The San Francisco Public Press team.

As the San Francisco Public Press nears its 10-year anniversary next year, leaders have bold plans to expand the newsroom's reach and further its mission. In an effort to connect with broader local audiences and better inform and engage with them in civic issues, the organization's leadership is exploring the creation of a terrestrial low-power FM radio station called KSFP-LP. Audio news and feature programming are in development in anticipation of the radio launch scheduled for summer 2019.

This is just one aspect of many that makes INN member, the San Francisco Public Press, unique.

This spring, the newsroom's leadership took a leading role in a collaboration with more than a dozen other news organizations in partnership with the Bay Area Media Collaborative, a group convened by Renaissance Journalism. Leaders of the group pledged to do joint in-depth reporting on the region’s housing crisis. The initiative will help journalists from competing newsrooms spend more time together to share their collective knowledge of housing affordability gained from reporting, data, sources and media files.

Along with producing award-winning in-depth investigative and explanatory reports on local policy issues, the Public Press promotes civic engagement by facilitating face-to-face community conversations on public policy. Its community engagement program, Public Press Live, began in 2016 as a small event series engaging with groups of 10 to 30 people to explore important local issues. The program has evolved to focus on bringing its reporting and analysis to life by convening policy experts, city officials, nonprofit service providers, activists, business leaders and everyday citizens to listen, learn and collaborate on ways to address problems and improve their communities.

REPORTING AND PUBLISHING

The San Francisco Public Press, a member of INN since 2011, investigates social, economic and environmental problems, and works with the community in seeking solutions.

The organization publishes online at sfpublicpress.org and in a quarterly print newspaper, engages readers on social media, and partners with public media organizations, including local public broadcasters, magazines and neighborhood publications. The San Francisco Public Press is also one of the few INN members who are still publishing a newspaper product.

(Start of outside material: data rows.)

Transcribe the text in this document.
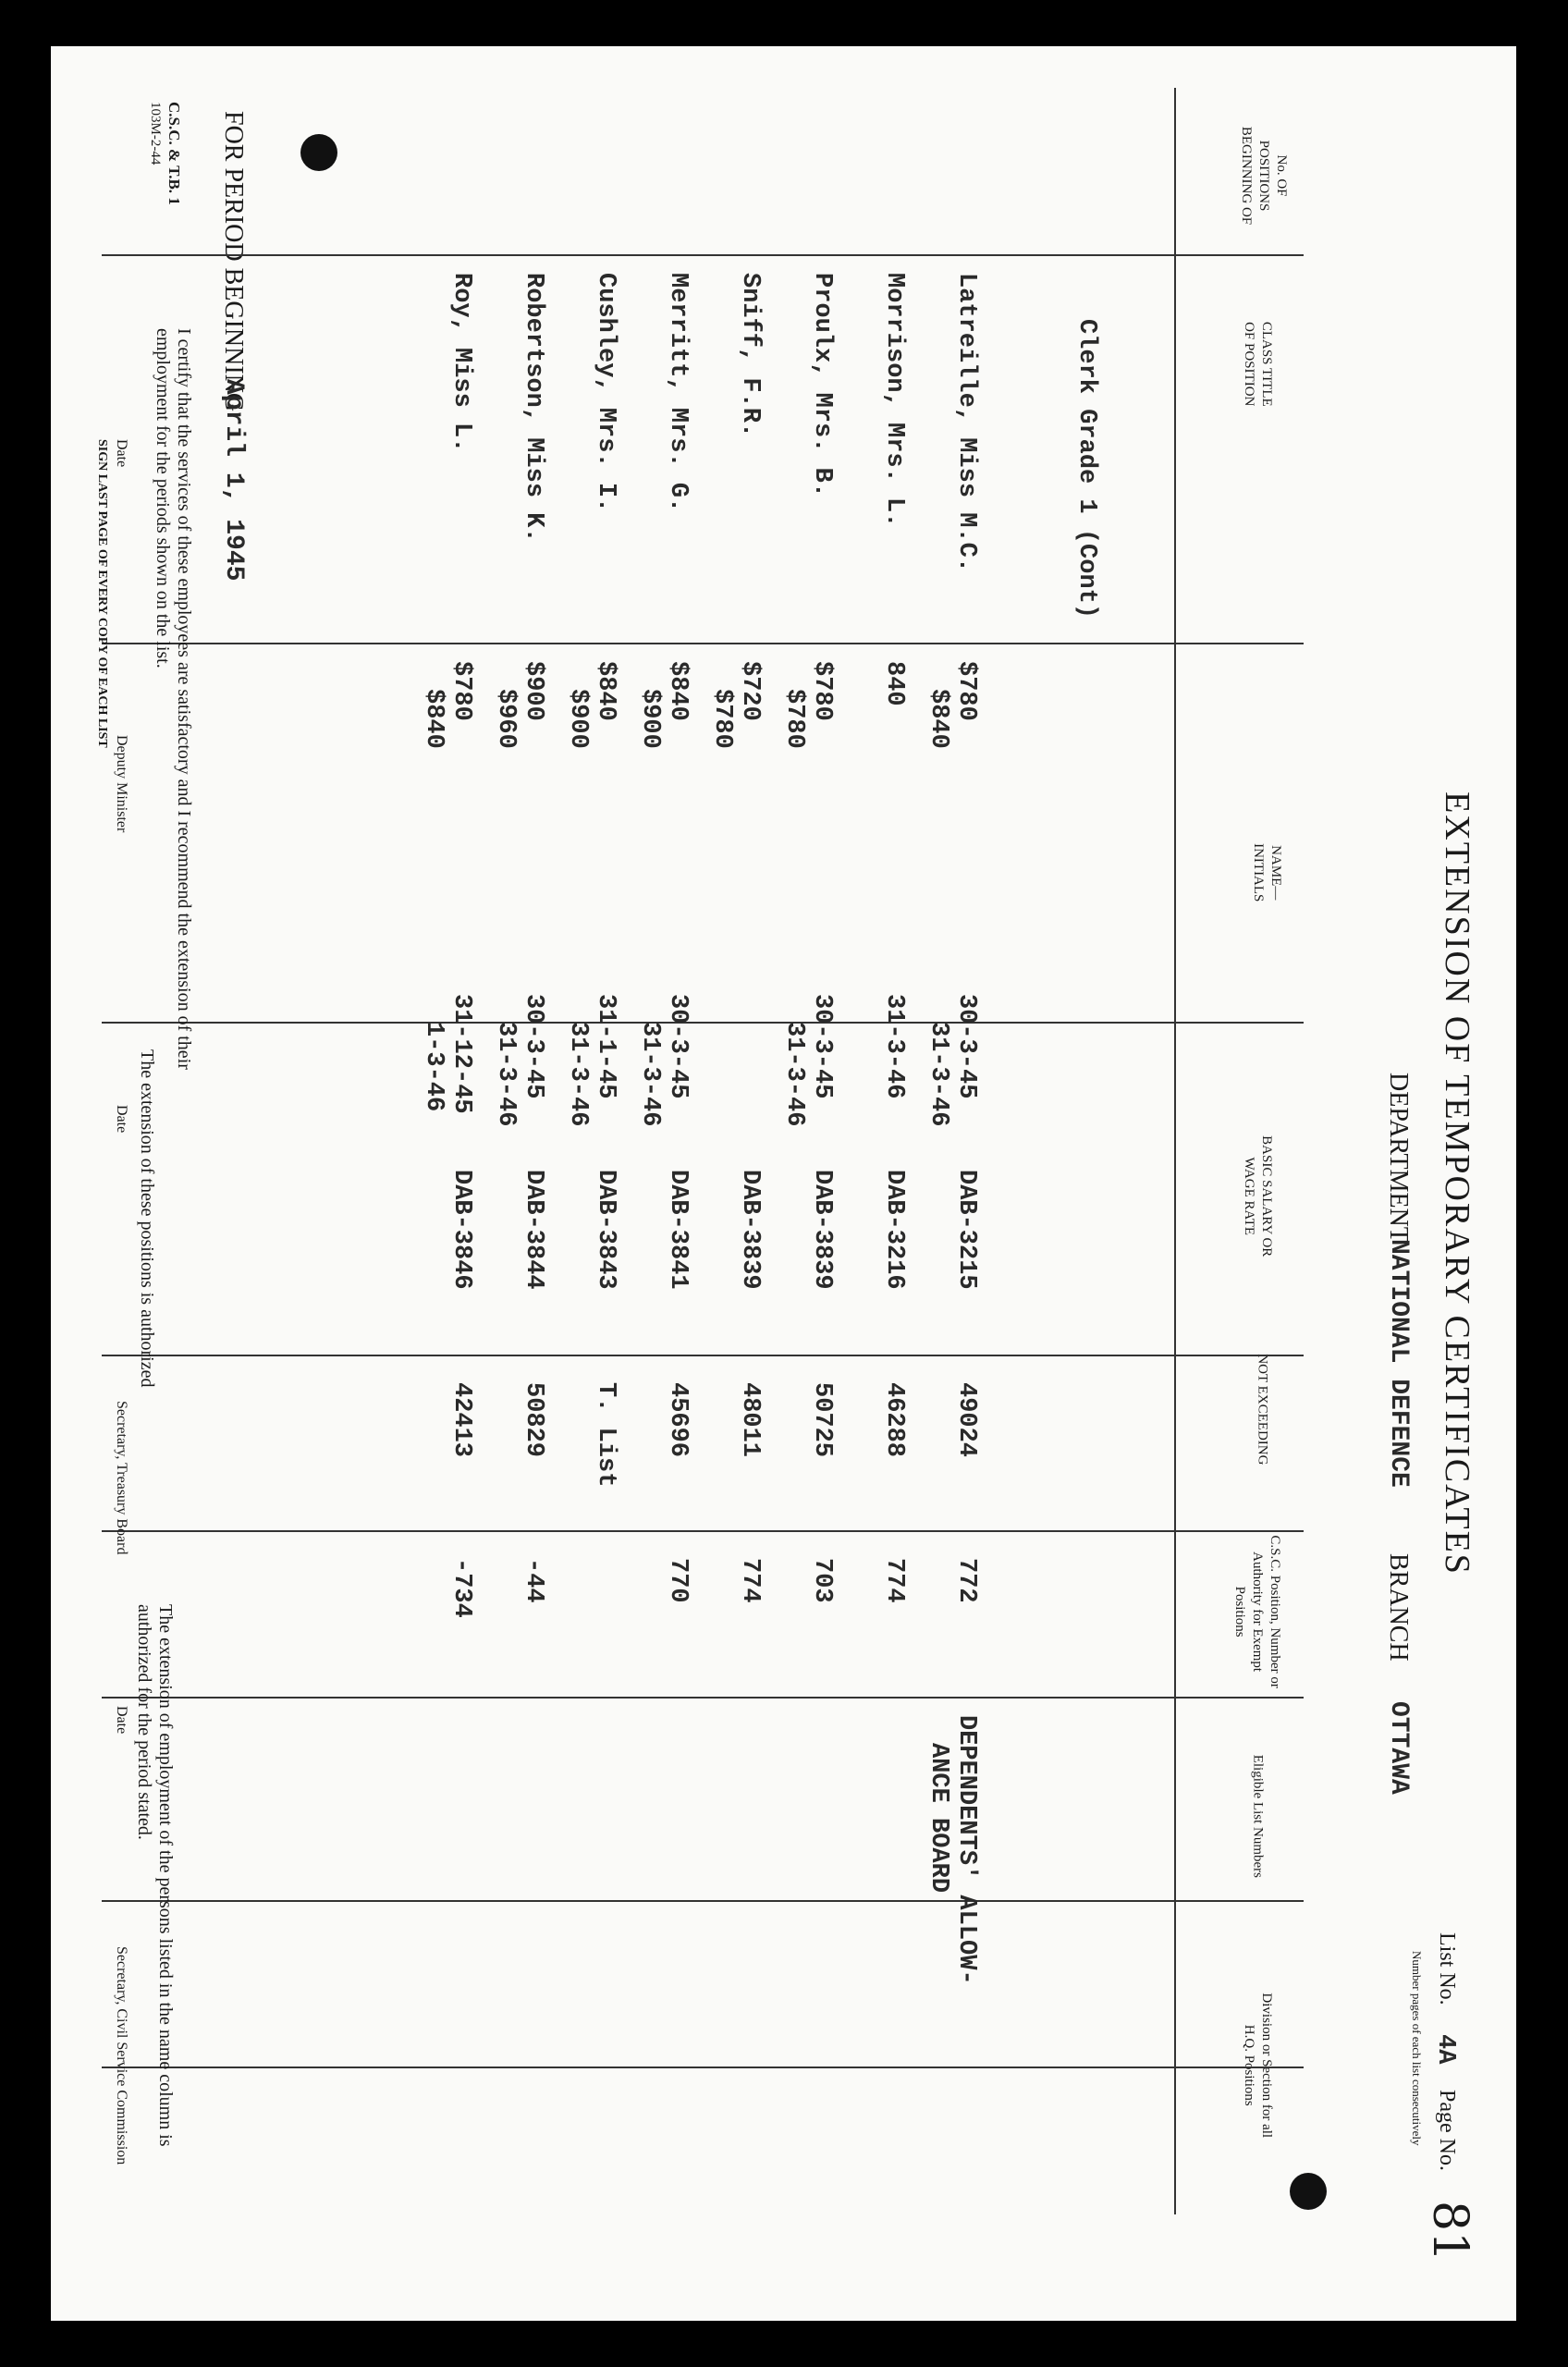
C.S.C. & T.B. 1
103M-2-44
EXTENSION OF TEMPORARY CERTIFICATES
FOR PERIOD BEGINNING
April 1, 1945
DEPARTMENT
NATIONAL DEFENCE
BRANCH
OTTAWA
List No.
4A
Page No.
81
Number pages of each list consecutively
No. OF POSITIONS BEGINNING OF
CLASS TITLE OF POSITION
NAME—INITIALS
BASIC SALARY OR WAGE RATE
NOT EXCEEDING
C.S.C. Position, Number or Authority for Exempt Positions
Eligible List Numbers
Division or Section for all H.Q. Positions
Clerk Grade 1 (Cont)
Latreille, Miss M.C.
$780
$840
30-3-45
31-3-46
DAB-3215
49024
772
DEPENDENTS' ALLOW-
ANCE BOARD
Morrison, Mrs. L.
840
31-3-46
DAB-3216
46288
774
Proulx, Mrs. B.
$780
$780
30-3-45
31-3-46
DAB-3839
50725
703
Sniff, F.R.
$720
$780
DAB-3839
48011
774
Merritt, Mrs. G.
$840
$900
30-3-45
31-3-46
DAB-3841
45696
770
Cushley, Mrs. I.
$840
$900
31-1-45
31-3-46
DAB-3843
T. List
Robertson, Miss K.
$900
$960
30-3-45
31-3-46
DAB-3844
50829
-44
Roy, Miss L.
$780
$840
31-12-45
1-3-46
DAB-3846
42413
-734
I certify that the services of these employees are satisfactory and I recommend the extension of their employment for the periods shown on the list.
Date
Deputy Minister
The extension of these positions is authorized
Date
Secretary, Treasury Board
The extension of employment of the persons listed in the name column is authorized for the period stated.
Date
Secretary, Civil Service Commission
SIGN LAST PAGE OF EVERY COPY OF EACH LIST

The San Francisco Public Press maintains a particular focus on groups whose interests and needs are neglected in mainstream news coverage.

Its quarterly reporting projects go in-depth on a number of topics that have a strong accountability angle. Recent investigations have examined mismanagement of public programs to make housing more affordable and aid the homeless, growing racial and ethnic segregation in public schools, the lack of local regulation of waterfront development in an era of accelerating sea level rise, corporate funding of misleading advertising in elections and more.

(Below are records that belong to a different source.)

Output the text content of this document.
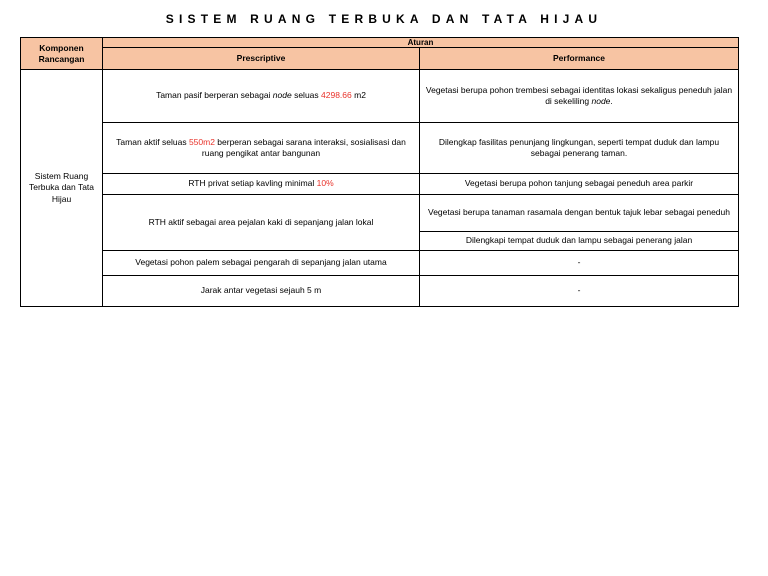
SISTEM RUANG TERBUKA DAN TATA HIJAU
Komponen Rancangan	Aturan	
	Prescriptive	Performance
Sistem Ruang Terbuka dan Tata Hijau	Taman pasif berperan sebagai node seluas 4298.66 m2	Vegetasi berupa pohon trembesi sebagai identitas lokasi sekaligus peneduh jalan di sekeliling node.
	Taman aktif seluas 550m2 berperan sebagai sarana interaksi, sosialisasi dan ruang pengikat antar bangunan	Dilengkap fasilitas penunjang lingkungan, seperti tempat duduk dan lampu sebagai penerang taman.
	RTH privat setiap kavling minimal 10%	Vegetasi berupa pohon tanjung sebagai peneduh area parkir
	RTH aktif sebagai area pejalan kaki di sepanjang jalan lokal	Vegetasi berupa tanaman rasamala dengan bentuk tajuk lebar sebagai peneduh
		Dilengkapi tempat duduk dan lampu sebagai penerang jalan
	Vegetasi pohon palem sebagai pengarah di sepanjang jalan utama	-
	Jarak antar vegetasi sejauh 5 m	-
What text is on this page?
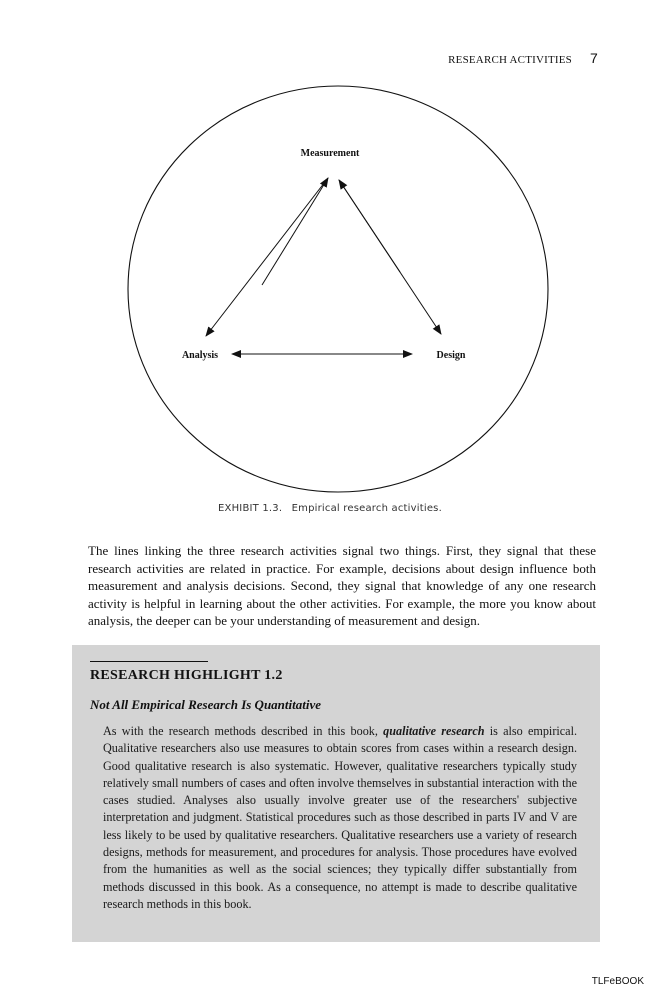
RESEARCH ACTIVITIES 7
Measurement
Analysis	Design
EXHIBIT 1.3. Empirical research activities.

The lines linking the three research activities signal two things. First, they signal that these research activities are related in practice. For example, decisions about design influence both measurement and analysis decisions. Second, they signal that knowledge of any one research activity is helpful in learning about the other activities. For example, the more you know about analysis, the deeper can be your understanding of measurement and design.

RESEARCH HIGHLIGHT 1.2
Not All Empirical Research Is Quantitative

As with the research methods described in this book, qualitative research is also empirical. Qualitative researchers also use measures to obtain scores from cases within a research design. Good qualitative research is also systematic. However, qualitative researchers typically study relatively small numbers of cases and often involve themselves in substantial interaction with the cases studied. Analyses also usually involve greater use of the researchers' subjective interpretation and judgment. Statistical procedures such as those described in parts IV and V are less likely to be used by qualitative researchers. Qualitative researchers use a variety of research designs, methods for measurement, and procedures for analysis. Those procedures have evolved from the humanities as well as the social sciences; they typically differ substantially from methods discussed in this book. As a consequence, no attempt is made to describe qualitative research methods in this book.

TLFeBOOK
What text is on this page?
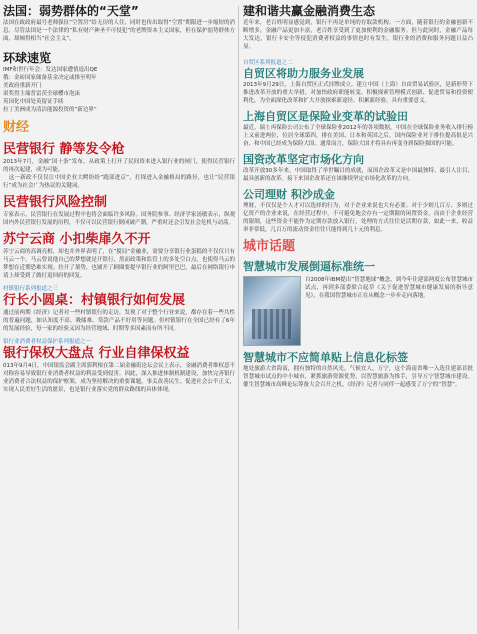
法国：弱势群体的“天堂”
法国在政政府最号老师强征”空置房”给无房的人住，同时也传出取得”空置”期限进一步缩短的消息。尽管法国是一个法律的”私有财产神圣不可侵犯”的老牌资本主义国家，但在保护弱势群体方面，却倾得相当”社会主义”。
环球速览
IMF和世行年会：发达国家遭情退出QE
俄：金砖国家储备基金决定或推至明年
美政府重新开门
诺奖得主瑞普雷茨全球樱市泡沫
英国化中国处英留证手续
拉丁美洲成为清洁能源投资的”新边界”
财经
民营银行 静等发令枪
2013年7月，金融”国十条”发布，从政策上打开了民间资本进入银行业的闸门，使得民营银行的再次起建，成为可能。
　这一新政不仅仅让中国企业大鳄纷纷”跑部进京”，打探进入金融格局的路径，也让”民营银行”成为社会广为热议的关键词。
民营银行风险控制
专家表示，民营银行在发展过程中也将会面临许多风险。国务院参事、经济学家汤敏表示，纵观国内外民营银行发展的历程，不仅可以民营银行倒闭破产潮，严重时还会引发社会危机与动荡。
苏宁云商 小扣柴扉久不开
苏宁云商的高调亮相，却也并外界表明了，在”搅局”金融业，需要分享银行业蛋糕的不仅仅只有马云一个。马云曾说他自己的梦想就是开银行，然而政策和监管上的多处空白点，也使得马云的梦想在近期恐难实现。拉开了架势，也铺开了顾圈要提早银行业的阿里巴巴，最后在网络银行申请上却受到了做打退回府的回复。
村镇银行系列报道之三
行长小圆桌：村镇银行如何发展
通过前两期《经济》记者对一些村镇银行的走访，发现了对于整个行业来说，都存在着一些共性的普遍问题，如认知度不高、吸储难、贷款产品不好用等问题。但村镇银行在全国已经有了6年的发展经验，每一家的经验又因为经营地域、时期等多因素而有所不同。
银行业消费者权益保护系列报道之一
银行保权大盘点 行业自律保权益
013年9月4日，中国银监会副主席郭利根在第二届金融街论坛会议上表示，金融消费者维权意不对称容易导致银行业消费者权益的利益受到侵害。因此，深入推进体制机制建设，加快完善银行业消费者合法权益的保护框架，成为坚持解决的重要课题，事关改善民生、促进社会公平正义，实现人民美好生活的愿景，也是银行业落实党的群众路线的具体体现。
建和谐共赢金融消费生态
近年来，老百姓明显感觉到，银行不再是单纯的存取款机构。一方面，随着银行的金融创新不断增多，金融产品更加丰富，老百姓享受到了更加便利的金融服务。但与此同时，金融产品每大发达，银行卡安全等侵犯消费者权益的事情也时有发生，银行业的消费和服务问题日益凸显。
自贸区系列报道之二
自贸区将助力服务业发展
2013年9月29日，上海自贸区正式挂牌成立。建立中国（上海）自由贸易试验区，是新形势下推进改革开放的重大举措，对加快政府职能转变、积极探索管理模式创新、促进贸易和投资便利化，为全面深化改革和扩大开放探索新途径、积累新经验，具有重要意义。
上海自贸区是保险业变革的试验田
最近，瑞士再保险公司公布了全球保险业2012年的各项数据，中国在全球保险业务收入排行榜上又前进两位，位居全球第四，排在美国、日本和英国之后。国内保险业对于排位提高很是兴奋，和中国已经成为保险大国。通常而言，保险大国才将具有再变身到保险强国的可能。
国资改革坚定市场化方向
改革开放30多年来，中国取得了举世瞩目的成就，而国企改革又是中国最独特、最引人注目、最具创新的改革。接下来国企改革还在该继续坚定市场化改革的方向。
公司理财 积沙成金
理财，不仅仅是个人才可以选择的行为，对于企业来说也大有必要。对于少则几百万、多则过亿资产的企业来说，在经营过程中，不可避免地会存有一定期限的闲置资金，而由于企业经营的限制，这些资金不能作为定期存款放入银行，处理的方式往往是活期存款，如此一来，收益率非常低，几百万的流动资金往往只能得到几十元的利息。
城市话题
智慧城市发展倒逼标准统一
自2008年IBM提出”智慧地球”概念，到今年住建部两度公布智慧城市试点，再到多部委联合起草《关于促进智慧城市健康发展的指导意见》，在我国智慧城市正在从概念一步步走向落地。
智慧城市不应简单贴上信息化标签
地处旅游大省海南，拥有独特的自然风光，气候宜人，万宁，这个海南省唯一入选住建部首批智慧城市试点的中小城市，紧抓旅游资源优势，以智慧旅游为推手，引导万宁智慧城市建设。催生智慧城市高峰论坛筹备大会召开之机，《经济》记者与同伴一起感受了万宁的”智慧”。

The San Francisco Public Press also recently won two Society of Professional Journalists awards:

  • COMMUNITY JOURNALISM (print/online – single subject): “Solving Homelessness,” a project exploring several ways for getting more people into housing, including an analysis of city data on empty rooms in residential hotels.
  • DESIGN (print): Reid M. Brown, HyunJu Chappell and Noah Arroyo of the San Francisco Public Press for the print layout, graphics and design for “Solving Homelessness.”